Re: Deliberately coasting to FI?

Post by OutOfTheBlue »

2Birds1Stone wrote:
Tue Jan 03, 2023 11:47 am
If you're working to earn 2X COL then by definition you're working vs. coasting....regardless of the absolute values.
Yes, that is not untrue (although one could argue the devil is on absolute values).

However, my previous post does not look to just tweak CoastFiIRE (which, contrarily to Semi-ERE*, has a specific definition) while still keeping the name. Taking the broader Semi-ERE perspective, it discards it "on principle" for not being resilient enough (if the goal is to achieve FI, otherwise, having reached your CoastFIRE number per yearly CoL and age is certainly not a bad place to be) and for being overly dependent on market/portfolio returns.
Jin+Guice wrote:
Tue Jan 03, 2023 12:25 pm
To me this comes down how confident you are in your skill as an investor.

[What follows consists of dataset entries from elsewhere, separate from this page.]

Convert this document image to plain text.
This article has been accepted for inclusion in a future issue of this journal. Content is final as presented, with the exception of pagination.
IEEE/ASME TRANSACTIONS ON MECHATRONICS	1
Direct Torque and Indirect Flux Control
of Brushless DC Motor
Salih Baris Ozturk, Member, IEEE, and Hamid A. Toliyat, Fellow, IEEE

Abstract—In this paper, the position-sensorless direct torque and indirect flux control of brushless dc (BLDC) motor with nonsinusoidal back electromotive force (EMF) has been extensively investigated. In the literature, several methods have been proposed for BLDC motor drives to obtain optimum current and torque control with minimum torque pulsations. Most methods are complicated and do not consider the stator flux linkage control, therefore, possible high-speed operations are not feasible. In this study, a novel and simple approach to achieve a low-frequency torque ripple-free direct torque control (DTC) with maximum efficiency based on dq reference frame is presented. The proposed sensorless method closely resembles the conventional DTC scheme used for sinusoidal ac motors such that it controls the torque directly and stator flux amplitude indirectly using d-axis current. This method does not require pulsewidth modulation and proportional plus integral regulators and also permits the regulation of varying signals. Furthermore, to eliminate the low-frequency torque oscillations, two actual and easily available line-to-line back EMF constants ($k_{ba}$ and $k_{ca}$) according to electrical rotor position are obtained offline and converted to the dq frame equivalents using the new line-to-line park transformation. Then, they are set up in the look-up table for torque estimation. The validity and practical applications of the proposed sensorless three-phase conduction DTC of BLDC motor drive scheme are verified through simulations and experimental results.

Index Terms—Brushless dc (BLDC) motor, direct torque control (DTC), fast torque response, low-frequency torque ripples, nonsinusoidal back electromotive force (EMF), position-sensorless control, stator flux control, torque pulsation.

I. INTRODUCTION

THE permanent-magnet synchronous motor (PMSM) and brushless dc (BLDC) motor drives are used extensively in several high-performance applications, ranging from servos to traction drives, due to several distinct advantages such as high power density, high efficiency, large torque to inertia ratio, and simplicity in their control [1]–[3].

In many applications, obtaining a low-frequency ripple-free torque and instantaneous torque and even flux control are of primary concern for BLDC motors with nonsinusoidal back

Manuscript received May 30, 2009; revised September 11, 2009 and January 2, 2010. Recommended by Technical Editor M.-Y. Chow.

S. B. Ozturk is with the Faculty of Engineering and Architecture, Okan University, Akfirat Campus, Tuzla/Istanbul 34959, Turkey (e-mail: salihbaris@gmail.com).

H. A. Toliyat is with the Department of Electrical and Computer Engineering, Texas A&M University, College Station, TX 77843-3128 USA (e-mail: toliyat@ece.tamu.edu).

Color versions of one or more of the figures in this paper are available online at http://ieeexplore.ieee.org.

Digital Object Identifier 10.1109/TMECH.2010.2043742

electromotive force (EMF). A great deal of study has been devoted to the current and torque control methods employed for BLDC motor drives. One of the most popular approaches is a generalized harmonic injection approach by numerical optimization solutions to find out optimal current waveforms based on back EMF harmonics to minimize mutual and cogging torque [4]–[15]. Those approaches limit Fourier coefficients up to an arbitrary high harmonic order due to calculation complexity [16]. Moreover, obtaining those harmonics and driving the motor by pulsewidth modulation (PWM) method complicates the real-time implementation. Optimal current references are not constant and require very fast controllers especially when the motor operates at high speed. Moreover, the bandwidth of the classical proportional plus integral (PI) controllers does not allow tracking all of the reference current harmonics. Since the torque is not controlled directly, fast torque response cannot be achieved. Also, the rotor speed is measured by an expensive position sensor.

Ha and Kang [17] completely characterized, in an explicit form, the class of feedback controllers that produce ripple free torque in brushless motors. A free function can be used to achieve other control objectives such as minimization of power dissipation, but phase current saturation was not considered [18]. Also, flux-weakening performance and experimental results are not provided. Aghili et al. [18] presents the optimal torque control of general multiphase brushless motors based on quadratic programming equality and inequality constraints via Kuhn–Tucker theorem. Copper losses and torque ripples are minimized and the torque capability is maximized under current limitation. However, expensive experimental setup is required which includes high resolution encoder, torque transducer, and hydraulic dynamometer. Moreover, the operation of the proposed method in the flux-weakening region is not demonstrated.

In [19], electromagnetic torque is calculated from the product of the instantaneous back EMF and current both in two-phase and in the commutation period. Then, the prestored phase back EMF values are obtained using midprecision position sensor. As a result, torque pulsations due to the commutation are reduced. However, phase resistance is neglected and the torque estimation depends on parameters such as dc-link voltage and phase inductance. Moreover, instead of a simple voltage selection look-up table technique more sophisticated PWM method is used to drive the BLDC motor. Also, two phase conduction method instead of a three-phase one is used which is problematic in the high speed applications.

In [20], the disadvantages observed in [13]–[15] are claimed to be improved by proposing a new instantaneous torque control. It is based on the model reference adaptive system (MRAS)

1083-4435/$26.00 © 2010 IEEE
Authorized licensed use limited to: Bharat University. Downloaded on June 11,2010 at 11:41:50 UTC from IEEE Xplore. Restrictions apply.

If you've got a proven track record you are confident in, then it makes sense that you could coast to FI on returns.
From a working perspective, your new job is managing your investments so it makes sense that you could have a savings rate with that return.
True, if you are confident in investing skills and are taking an active investing route, (the way Dave has exemplified it I think, without other forms of work even, PT or otherwise), then it can make sense.

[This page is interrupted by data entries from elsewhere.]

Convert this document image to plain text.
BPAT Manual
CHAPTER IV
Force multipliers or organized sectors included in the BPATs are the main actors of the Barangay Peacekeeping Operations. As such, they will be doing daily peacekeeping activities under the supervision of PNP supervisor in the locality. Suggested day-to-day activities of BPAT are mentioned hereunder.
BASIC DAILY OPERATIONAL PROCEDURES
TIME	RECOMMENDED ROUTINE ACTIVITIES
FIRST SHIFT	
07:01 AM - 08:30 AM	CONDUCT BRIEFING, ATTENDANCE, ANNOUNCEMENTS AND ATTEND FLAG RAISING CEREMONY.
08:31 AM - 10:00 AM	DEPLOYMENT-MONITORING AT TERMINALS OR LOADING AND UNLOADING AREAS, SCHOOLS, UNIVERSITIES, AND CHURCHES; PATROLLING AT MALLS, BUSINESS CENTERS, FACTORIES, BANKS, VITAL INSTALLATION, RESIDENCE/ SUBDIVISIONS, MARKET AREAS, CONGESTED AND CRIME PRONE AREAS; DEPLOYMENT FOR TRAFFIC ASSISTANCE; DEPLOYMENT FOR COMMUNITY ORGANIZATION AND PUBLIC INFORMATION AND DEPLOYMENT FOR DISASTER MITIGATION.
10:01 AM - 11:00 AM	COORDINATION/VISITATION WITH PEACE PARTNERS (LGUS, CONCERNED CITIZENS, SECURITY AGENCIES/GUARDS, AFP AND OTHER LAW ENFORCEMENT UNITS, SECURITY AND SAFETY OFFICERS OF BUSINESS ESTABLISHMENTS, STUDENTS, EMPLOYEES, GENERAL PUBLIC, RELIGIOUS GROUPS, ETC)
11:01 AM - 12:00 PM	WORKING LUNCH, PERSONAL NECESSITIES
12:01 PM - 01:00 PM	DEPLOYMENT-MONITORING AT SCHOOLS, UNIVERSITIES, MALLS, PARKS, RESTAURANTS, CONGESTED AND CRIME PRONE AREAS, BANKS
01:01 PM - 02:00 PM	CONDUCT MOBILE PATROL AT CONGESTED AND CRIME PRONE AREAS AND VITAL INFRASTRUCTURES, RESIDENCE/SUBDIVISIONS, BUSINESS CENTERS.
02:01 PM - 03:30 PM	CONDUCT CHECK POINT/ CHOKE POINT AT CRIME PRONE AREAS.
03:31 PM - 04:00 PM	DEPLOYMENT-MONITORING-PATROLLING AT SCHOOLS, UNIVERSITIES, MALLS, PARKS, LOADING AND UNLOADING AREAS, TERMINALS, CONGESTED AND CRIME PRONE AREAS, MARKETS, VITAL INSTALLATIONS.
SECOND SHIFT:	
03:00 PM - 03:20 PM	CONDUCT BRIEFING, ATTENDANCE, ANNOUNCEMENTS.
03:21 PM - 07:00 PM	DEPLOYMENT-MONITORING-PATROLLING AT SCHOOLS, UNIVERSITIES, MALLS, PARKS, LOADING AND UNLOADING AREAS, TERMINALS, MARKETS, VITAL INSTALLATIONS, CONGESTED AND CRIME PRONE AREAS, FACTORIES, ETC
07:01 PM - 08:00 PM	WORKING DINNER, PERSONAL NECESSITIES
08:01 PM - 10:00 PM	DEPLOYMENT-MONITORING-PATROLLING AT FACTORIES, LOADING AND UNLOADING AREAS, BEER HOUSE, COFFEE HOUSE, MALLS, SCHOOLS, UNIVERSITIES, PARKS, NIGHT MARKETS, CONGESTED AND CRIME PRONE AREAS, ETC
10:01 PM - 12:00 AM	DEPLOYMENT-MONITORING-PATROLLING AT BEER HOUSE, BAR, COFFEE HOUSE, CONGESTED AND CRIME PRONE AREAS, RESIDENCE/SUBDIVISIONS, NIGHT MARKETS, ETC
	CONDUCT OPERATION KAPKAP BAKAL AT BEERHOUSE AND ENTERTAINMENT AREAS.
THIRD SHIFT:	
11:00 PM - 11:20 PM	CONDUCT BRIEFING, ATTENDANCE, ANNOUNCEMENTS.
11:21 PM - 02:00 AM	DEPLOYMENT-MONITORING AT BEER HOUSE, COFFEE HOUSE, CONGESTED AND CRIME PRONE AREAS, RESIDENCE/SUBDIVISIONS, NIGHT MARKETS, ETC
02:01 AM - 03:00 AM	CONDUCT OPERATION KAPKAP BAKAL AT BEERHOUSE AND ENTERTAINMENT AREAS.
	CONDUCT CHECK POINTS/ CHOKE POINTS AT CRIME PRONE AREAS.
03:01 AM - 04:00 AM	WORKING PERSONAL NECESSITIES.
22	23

However, I think we can agree all these SomethingFIRE variations generally have passive index investing (+bonds) in mind. Some graphs even assume a fixed compounding/returns rate to say: "And once you've reached that point, you just have to sit back, [work PT], and wait x years for your principle to automagically reach FI, That's the magic of compounding, see?".

thai_tong
Posts: 33
Joined: Sun Jul 01, 2018 1:38 pm

Re: Deliberately coasting to FI?

Post by thai_tong »

SimpleLife wrote:
Wed Jun 03, 2015 10:25 pm
My idea of coasting to FI would be to move overseas for 5-10 years or however many years it would take for my assets to compound to a million or two and then move back to the US. Party it up on a dirt cheap budget with a 1% withdrawal rate and let your assets compound and then come back to a normal US lifestyle as a millionaire after letting compounding do the work for you while you party it up. Too bad I can't relax and could never pull this off, lol.
You said it better than I could have. This was also my plan until I found DW and she would never do something like this

WFJ
Posts: 416
Joined: Sat Apr 24, 2021 11:32 am

Re: Deliberately coasting to FI?

Post by WFJ »

prudentelo wrote:
Mon Jan 02, 2023 3:23 am
@WFJ: interesting strategy

I understand logic if you dont have the job right now. Why work hard to find the job when it's hard?

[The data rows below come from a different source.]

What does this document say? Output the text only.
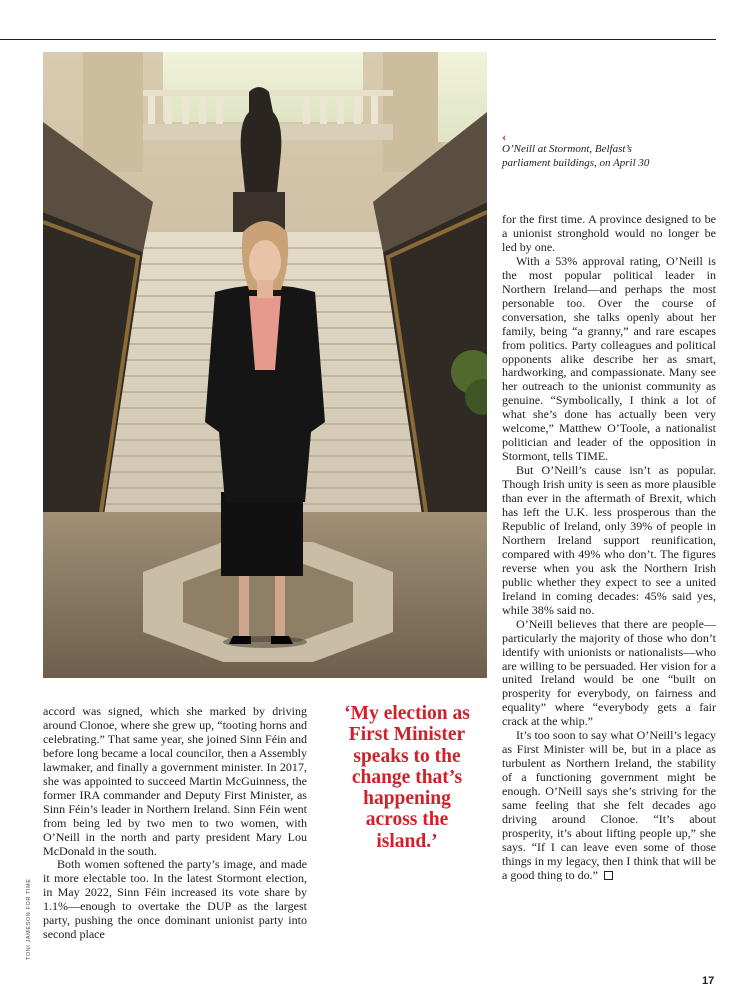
‹
O’Neill at Stormont, Belfast’s parliament buildings, on April 30

accord was signed, which she marked by driving around Clonoe, where she grew up, “tooting horns and celebrating.” That same year, she joined Sinn Féin and before long became a local councilor, then a Assembly lawmaker, and finally a government minister. In 2017, she was appointed to succeed Martin McGuinness, the former IRA commander and Deputy First Minister, as Sinn Féin’s leader in Northern Ireland. Sinn Féin went from being led by two men to two women, with O’Neill in the north and party president Mary Lou McDonald in the south.

Both women softened the party’s image, and made it more electable too. In the latest Stormont election, in May 2022, Sinn Féin increased its vote share by 1.1%—enough to overtake the DUP as the largest party, pushing the once dominant unionist party into second place

TONI JAMESON FOR TIME
‘My election as First Minister speaks to the change that’s happening across the island.’

for the first time. A province designed to be a unionist stronghold would no longer be led by one.

With a 53% approval rating, O’Neill is the most popular political leader in Northern Ireland—and perhaps the most personable too. Over the course of conversation, she talks openly about her family, being “a granny,” and rare escapes from politics. Party colleagues and political opponents alike describe her as smart, hardworking, and compassionate. Many see her outreach to the unionist community as genuine. “Symbolically, I think a lot of what she’s done has actually been very welcome,” Matthew O’Toole, a nationalist politician and leader of the opposition in Stormont, tells TIME.

But O’Neill’s cause isn’t as popular. Though Irish unity is seen as more plausible than ever in the aftermath of Brexit, which has left the U.K. less prosperous than the Republic of Ireland, only 39% of people in Northern Ireland support reunification, compared with 49% who don’t. The figures reverse when you ask the Northern Irish public whether they expect to see a united Ireland in coming decades: 45% said yes, while 38% said no.

O’Neill believes that there are people—particularly the majority of those who don’t identify with unionists or nationalists—who are willing to be persuaded. Her vision for a united Ireland would be one “built on prosperity for everybody, on fairness and equality” where “everybody gets a fair crack at the whip.”

It’s too soon to say what O’Neill’s legacy as First Minister will be, but in a place as turbulent as Northern Ireland, the stability of a functioning government might be enough. O’Neill says she’s striving for the same feeling that she felt decades ago driving around Clonoe. “It’s about prosperity, it’s about lifting people up,” she says. “If I can leave even some of those things in my legacy, then I think that will be a good thing to do.”

17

But if you already have the job, now is the best time to keep it? Did timing just occur by accident, that you lost jobs when markets crashed? (I guess not full accident...)
I've always had a "If someone gave you $10 million today (some kind of windfall) what would you do?" plan ready to execute. My performance at all jobs is usually in a tight band and once my performance reviews fall or I have to fill out an action plan/review or something like that, I use my time to start executing my windfall plan rather than fight to stay employed in a bad situation. Economic conditions have determine almost all my time off periods, not by my design. BTW, I'm off now and have no plans to return to work for years...

mathiverse
Posts: 799
Joined: Fri Feb 01, 2019 8:40 pm

Re: Deliberately coasting to FI?

Post by mathiverse »

Here is a case study of an issue with semiERE without a stash: Pedal2Petal's money crisis when his website income went down.

Notable points (if I'm reading the story correctly):
  • It appears he only had one year of expenses saved at the time, so apparently he had chosen not to accumulate to FI eventually. (This matches what he says in his intro post about quitting as soon as his "passive" website income was greater than his COL.)
  • He had three income streams at the time, but only one that paid at least COL per year. One of the non-COL-paying streams happened to increase to the necessary level while he was trying to avert the crisis on his original COL income stream.
  • He found the experience difficult, but had a good attitude about it. ("I don't ask for fewer burdens, but a stronger back.")
  • He was thinking about going back to work when this happened and afterward. He didn't post afterward, so who knows what he decided.